For Ruth, who’s now 55 years old, the years between that Carnival parade and her arrival at the zoo were difficult. Zoo Curator Shara Crook said Ruth started out at Benson’s Wild Animal Farm, and was eventually sold to a private owner.
“He made his way down to the Cape, he did a lot of parades, and he didn’t really take very good care of her,” Crook said. “She was confiscated, and she was at a holding facility, and he was actually able to get in and gain access to her, and took her….and was actually transporting her to, they believe, up to a farm in New Hampshire. and the trailer that she was in broke down, and the driver just walked away. And she was found by the owner of the business where the trailer was broken down. and so, from there, Southwick’s, the owner of Southwick’s, came in and transported her down to us.”
Since then, Ruth’s health has slowly improved, despite a recent setback. During the height of the January 3rd blizzard, she briefly escaped from her barn and developed frostbite on the tips of her ears. But she’s responded well to antibiotics, and zoo officials are upbeat, especially since her appetite for Christmas trees is as strong as ever. Andy Fingado said elephants don’t normally eat Christmas trees, but they like them nonetheless.
“It’s kinda like me. I’m not Mexican, but I like Mexican food. They’re herbivores, so they eat ‘em and Christmas trees have a lotta Vitamin C. they eat ‘em, they like to play with ‘em, they throw ‘em up in the air, they’ll take ‘em apart. it’s pretty neat,” said Fingado.
It's a short walk in a steady drizzle over to the elephant enclosure, where Ruth lives with another elephant, Emily.
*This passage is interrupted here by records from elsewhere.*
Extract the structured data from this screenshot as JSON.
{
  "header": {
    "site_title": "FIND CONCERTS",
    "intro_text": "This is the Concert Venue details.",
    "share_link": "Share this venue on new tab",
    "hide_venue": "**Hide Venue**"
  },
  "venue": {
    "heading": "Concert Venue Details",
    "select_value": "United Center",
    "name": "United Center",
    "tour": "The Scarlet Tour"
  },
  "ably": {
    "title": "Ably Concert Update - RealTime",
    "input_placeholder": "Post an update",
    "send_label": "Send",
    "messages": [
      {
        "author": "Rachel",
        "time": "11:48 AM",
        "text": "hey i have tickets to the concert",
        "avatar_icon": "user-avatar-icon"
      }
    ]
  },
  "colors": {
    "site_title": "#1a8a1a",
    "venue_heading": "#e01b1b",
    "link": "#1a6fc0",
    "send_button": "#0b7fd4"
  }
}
Ruth was inside the barn, but Emily, who was outside, slowly ambled over to the fence when Shara Crook offered one of the trees to her.
Andy Fingado leaned in close, snapping iPhone pictures as the elephant took the tree in its trunk, lifted it over its head, and started to munch away, breaking off pieces of the tree one at a time. He said that last year he delivered the trees, but didn't stick around to watch as they were given to the elephants. Having the chance to see the elephants enjoy the trees this year was a treat for Fingado.